Alfie was also dressed for the occasion. He wore his best navy-blue sailor coat. It had shiny brass buttons, three down the front and two more adorning the sturdy half-belt across his back. Nonny hoped he wouldn’t be too warm, but she knew how protective his mother was.

The group drove through the Connecticut countryside, from their home in Bridgeport up toward Waterbury, following and then crossing over the Naugatuck River. The Ford handled beautifully. Alfie watched the scenery roll by from his rumble seat. Inside the car, the grown-ups talked and laughed.

It was late afternoon by the time they headed for home. The sun sent fiery sparkles across the Naugatuck as they approached a bridge. Nonny and Tanta watched as the boy drifted off for a nap, lulled by the smooth ride. Even when a soft sun shower started to fall, it didn’t disturb him.

Still talking amongst themselves, the passengers were taken by surprise when the car suddenly skidded on the rain-slick road. The driver lost control. The Ford swerved around and hit the bridge barrier from behind.

Nonny and Tanta were stunned but uninjured. Their neighbors in the front seat needed medical attention. State police arrived quickly, alerted by passersby on the road. A crowd formed. Still getting her bearings, Nonny looked around. “Where did you put Alfie?” she said to Tanta.

Tanta looked confused. “I thought you had him!”

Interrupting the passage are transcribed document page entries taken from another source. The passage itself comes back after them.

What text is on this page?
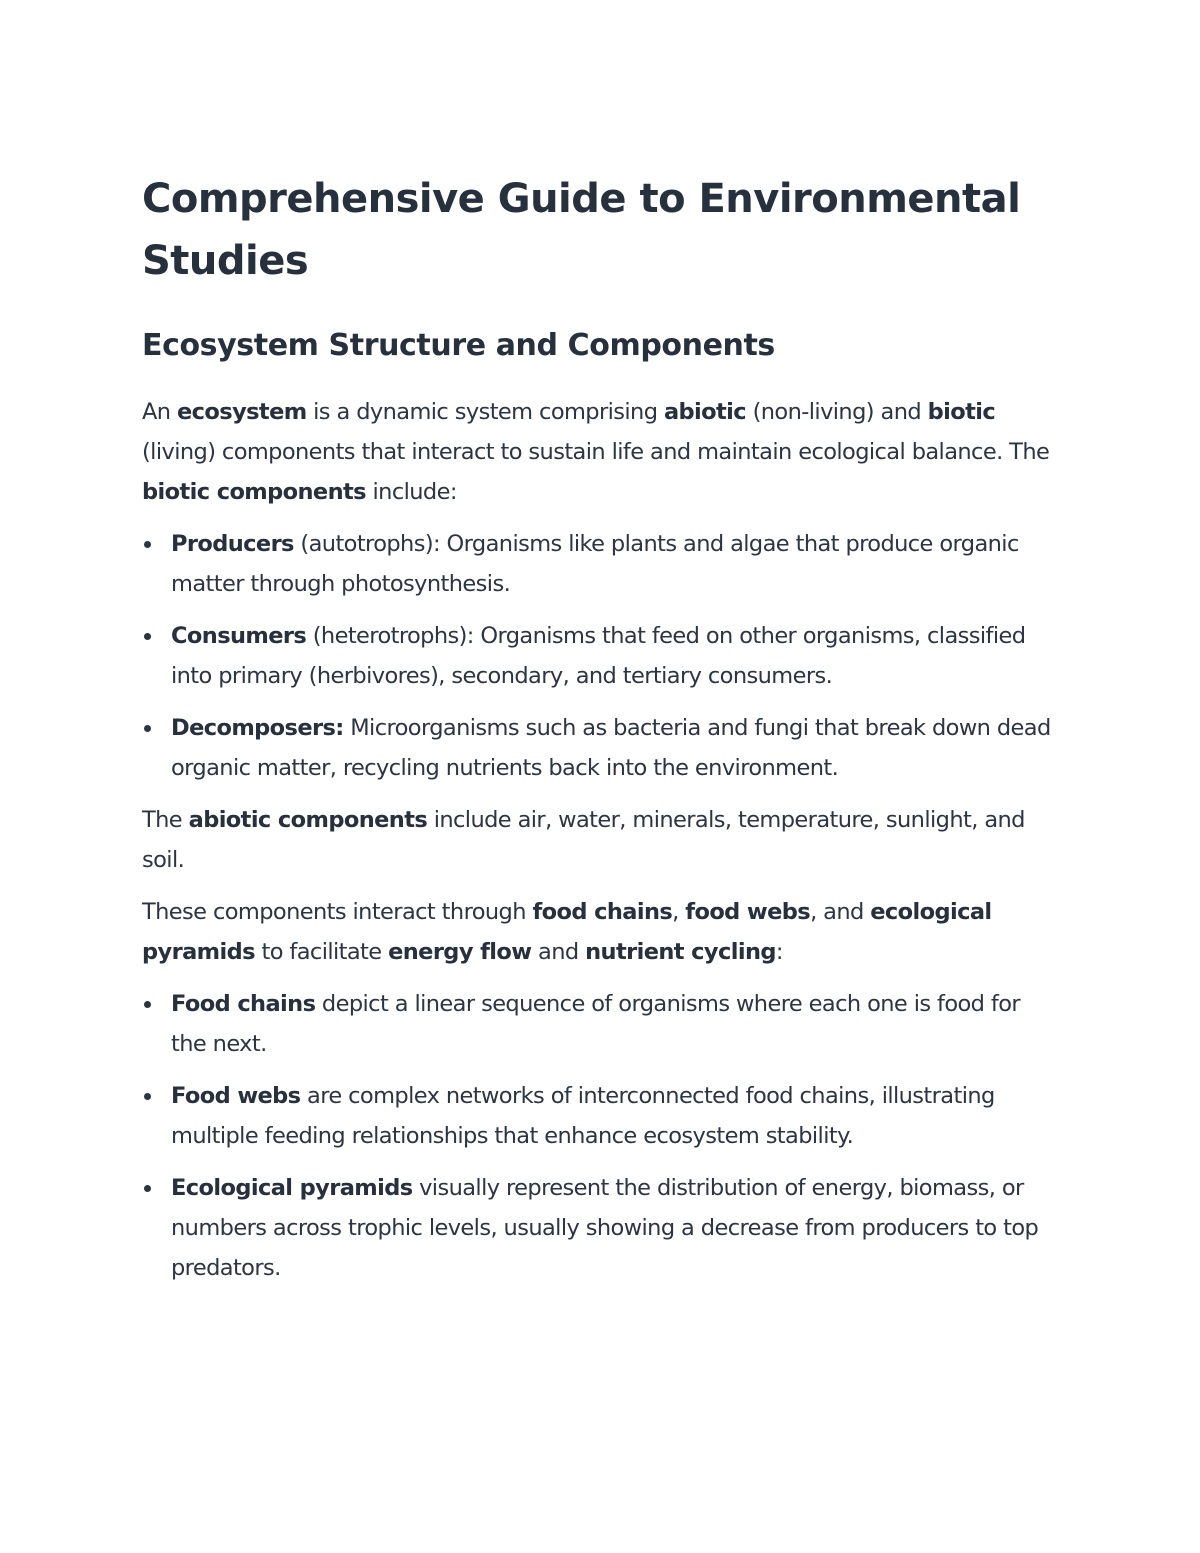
Comprehensive Guide to Environmental Studies
Ecosystem Structure and Components

An ecosystem is a dynamic system comprising abiotic (non-living) and biotic (living) components that interact to sustain life and maintain ecological balance. The biotic components include:

Producers (autotrophs): Organisms like plants and algae that produce organic matter through photosynthesis.
Consumers (heterotrophs): Organisms that feed on other organisms, classified into primary (herbivores), secondary, and tertiary consumers.
Decomposers: Microorganisms such as bacteria and fungi that break down dead organic matter, recycling nutrients back into the environment.

The abiotic components include air, water, minerals, temperature, sunlight, and soil.

These components interact through food chains, food webs, and ecological pyramids to facilitate energy flow and nutrient cycling:

Food chains depict a linear sequence of organisms where each one is food for the next.
Food webs are complex networks of interconnected food chains, illustrating multiple feeding relationships that enhance ecosystem stability.
Ecological pyramids visually represent the distribution of energy, biomass, or numbers across trophic levels, usually showing a decrease from producers to top predators.
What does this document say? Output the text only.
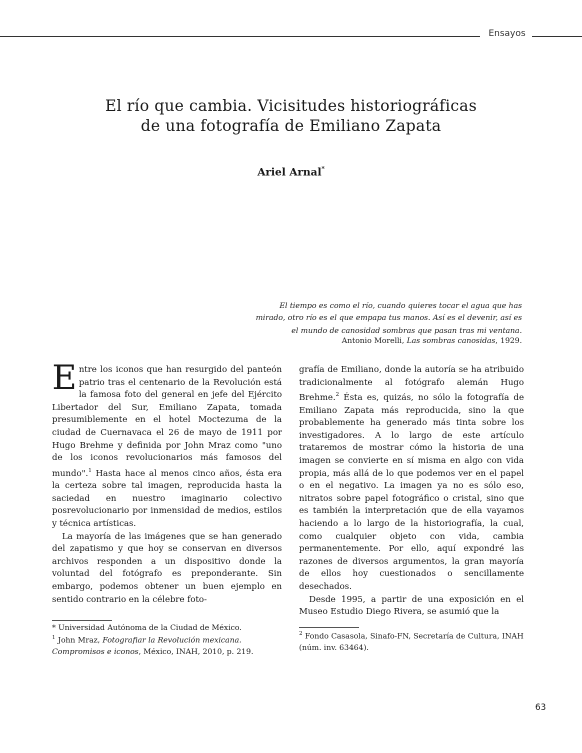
Ensayos
El río que cambia. Vicisitudes historiográficas
de una fotografía de Emiliano Zapata
Ariel Arnal*
El tiempo es como el río, cuando quieres tocar el agua que has
mirado, otro río es el que empapa tus manos. Así es el devenir, así es
el mundo de canosidad sombras que pasan tras mi ventana.
Antonio Morelli, Las sombras canosidas, 1929.

Entre los iconos que han resurgido del panteón patrio tras el centenario de la Revolución está la famosa foto del general en jefe del Ejército Libertador del Sur, Emiliano Zapata, tomada presumiblemente en el hotel Moctezuma de la ciudad de Cuernavaca el 26 de mayo de 1911 por Hugo Brehme y definida por John Mraz como "uno de los iconos revolucionarios más famosos del mundo".$^1$ Hasta hace al menos cinco años, ésta era la certeza sobre tal imagen, reproducida hasta la saciedad en nuestro imaginario colectivo posrevolucionario por inmensidad de medios, estilos y técnica artísticas.

La mayoría de las imágenes que se han generado del zapatismo y que hoy se conservan en diversos archivos responden a un dispositivo donde la voluntad del fotógrafo es preponderante. Sin embargo, podemos obtener un buen ejemplo en sentido contrario en la célebre foto-

grafía de Emiliano, donde la autoría se ha atribuido tradicionalmente al fotógrafo alemán Hugo Brehme.$^2$ Ésta es, quizás, no sólo la fotografía de Emiliano Zapata más reproducida, sino la que probablemente ha generado más tinta sobre los investigadores. A lo largo de este artículo trataremos de mostrar cómo la historia de una imagen se convierte en sí misma en algo con vida propia, más allá de lo que podemos ver en el papel o en el negativo. La imagen ya no es sólo eso, nitratos sobre papel fotográfico o cristal, sino que es también la interpretación que de ella vayamos haciendo a lo largo de la historiografía, la cual, como cualquier objeto con vida, cambia permanentemente. Por ello, aquí expondré las razones de diversos argumentos, la gran mayoría de ellos hoy cuestionados o sencillamente desechados.

Desde 1995, a partir de una exposición en el Museo Estudio Diego Rivera, se asumió que la

* Universidad Autónoma de la Ciudad de México.

$^1$ John Mraz, Fotografiar la Revolución mexicana. Compromisos e iconos, México, INAH, 2010, p. 219.

$^2$ Fondo Casasola, Sinafo-FN, Secretaría de Cultura, INAH (núm. inv. 63464).

63
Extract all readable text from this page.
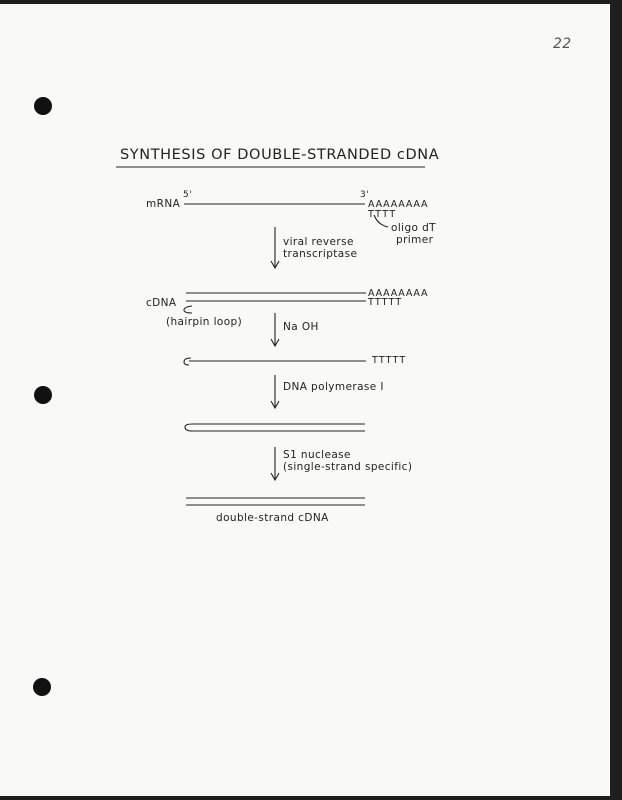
22
SYNTHESIS OF DOUBLE-STRANDED cDNA
mRNA
5'	3'
AAAAAAAA
TTTT
oligo dT
primer
viral reverse
transcriptase
AAAAAAAA
TTTTT
cDNA
(hairpin loop)	Na OH
TTTTT
DNA polymerase I
S1 nuclease
(single-strand specific)
double-strand cDNA
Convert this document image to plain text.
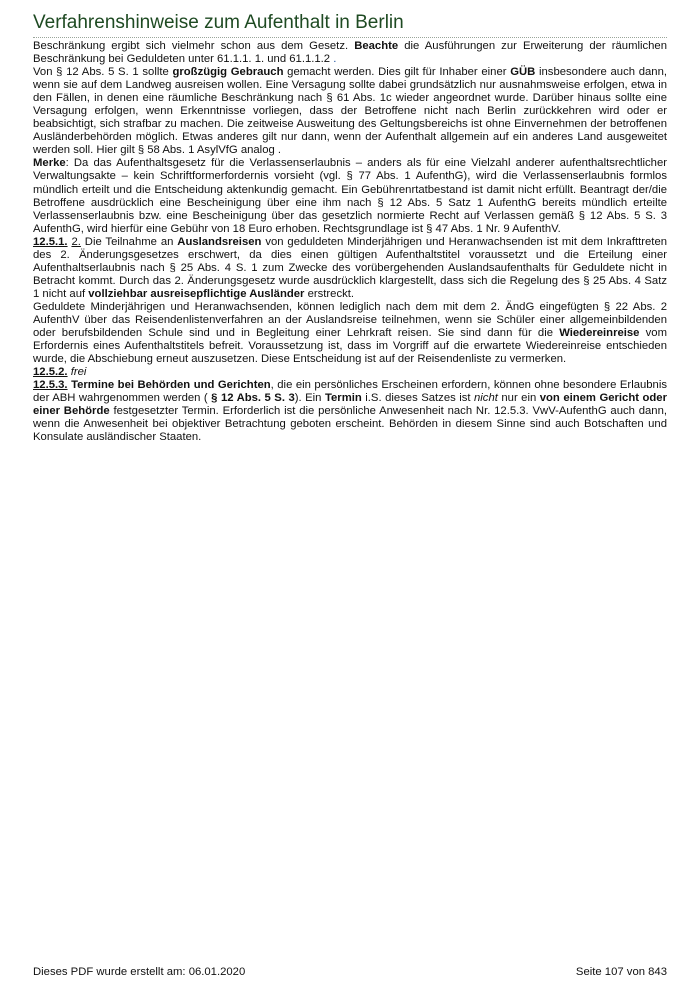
Verfahrenshinweise zum Aufenthalt in Berlin

Beschränkung ergibt sich vielmehr schon aus dem Gesetz. Beachte die Ausführungen zur Erweiterung der räumlichen Beschränkung bei Geduldeten unter 61.1.1. 1. und 61.1.1.2 .

Von § 12 Abs. 5 S. 1 sollte großzügig Gebrauch gemacht werden. Dies gilt für Inhaber einer GÜB insbesondere auch dann, wenn sie auf dem Landweg ausreisen wollen. Eine Versagung sollte dabei grundsätzlich nur ausnahmsweise erfolgen, etwa in den Fällen, in denen eine räumliche Beschränkung nach § 61 Abs. 1c wieder angeordnet wurde. Darüber hinaus sollte eine Versagung erfolgen, wenn Erkenntnisse vorliegen, dass der Betroffene nicht nach Berlin zurückkehren wird oder er beabsichtigt, sich strafbar zu machen. Die zeitweise Ausweitung des Geltungsbereichs ist ohne Einvernehmen der betroffenen Ausländerbehörden möglich. Etwas anderes gilt nur dann, wenn der Aufenthalt allgemein auf ein anderes Land ausgeweitet werden soll. Hier gilt § 58 Abs. 1 AsylVfG analog .

Merke: Da das Aufenthaltsgesetz für die Verlassenserlaubnis – anders als für eine Vielzahl anderer aufenthaltsrechtlicher Verwaltungsakte – kein Schriftformerfordernis vorsieht (vgl. § 77 Abs. 1 AufenthG), wird die Verlassenserlaubnis formlos mündlich erteilt und die Entscheidung aktenkundig gemacht. Ein Gebührenrtatbestand ist damit nicht erfüllt. Beantragt der/die Betroffene ausdrücklich eine Bescheinigung über eine ihm nach § 12 Abs. 5 Satz 1 AufenthG bereits mündlich erteilte Verlassenserlaubnis bzw. eine Bescheinigung über das gesetzlich normierte Recht auf Verlassen gemäß § 12 Abs. 5 S. 3 AufenthG, wird hierfür eine Gebühr von 18 Euro erhoben. Rechtsgrundlage ist § 47 Abs. 1 Nr. 9 AufenthV.

12.5.1. 2. Die Teilnahme an Auslandsreisen von geduldeten Minderjährigen und Heranwachsenden ist mit dem Inkrafttreten des 2. Änderungsgesetzes erschwert, da dies einen gültigen Aufenthaltstitel voraussetzt und die Erteilung einer Aufenthaltserlaubnis nach § 25 Abs. 4 S. 1 zum Zwecke des vorübergehenden Auslandsaufenthalts für Geduldete nicht in Betracht kommt. Durch das 2. Änderungsgesetz wurde ausdrücklich klargestellt, dass sich die Regelung des § 25 Abs. 4 Satz 1 nicht auf vollziehbar ausreisepflichtige Ausländer erstreckt.

Geduldete Minderjährigen und Heranwachsenden, können lediglich nach dem mit dem 2. ÄndG eingefügten § 22 Abs. 2 AufenthV über das Reisendenlistenverfahren an der Auslandsreise teilnehmen, wenn sie Schüler einer allgemeinbildenden oder berufsbildenden Schule sind und in Begleitung einer Lehrkraft reisen. Sie sind dann für die Wiedereinreise vom Erfordernis eines Aufenthaltstitels befreit. Voraussetzung ist, dass im Vorgriff auf die erwartete Wiedereinreise entschieden wurde, die Abschiebung erneut auszusetzen. Diese Entscheidung ist auf der Reisendenliste zu vermerken.

12.5.2. frei

12.5.3. Termine bei Behörden und Gerichten, die ein persönliches Erscheinen erfordern, können ohne besondere Erlaubnis der ABH wahrgenommen werden ( § 12 Abs. 5 S. 3). Ein Termin i.S. dieses Satzes ist nicht nur ein von einem Gericht oder einer Behörde festgesetzter Termin. Erforderlich ist die persönliche Anwesenheit nach Nr. 12.5.3. VwV-AufenthG auch dann, wenn die Anwesenheit bei objektiver Betrachtung geboten erscheint. Behörden in diesem Sinne sind auch Botschaften und Konsulate ausländischer Staaten.

Dieses PDF wurde erstellt am: 06.01.2020	Seite 107 von 843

Just at that moment, an approaching driver jumped out of his car, waving his arms and pointing at the back of the car. It had slipped over the edge of the bridge. The rumble seat was empty. But dangling over the Naugatuck, hanging from the bumper by the half-belt of his new, well-made sailor coat, was little Alfie.

He was still fast asleep.

Working together, everyone got the boy to safety. The one memory Alfie would carry from that day forward was standing on the road, looking up at a circle of anxious adults who had just woken him from his nap.

A couple of Good Samaritans from Bridgeport offered Nonny, Tanta and Alfie a ride home. Once again, they piled into a car. This time, Alfie sat on his grandmother’s lap, while she worried about how she would break all this to his mother. One thing she’d tell her for sure was that guardian angels were riding with Alfie in that rumble seat.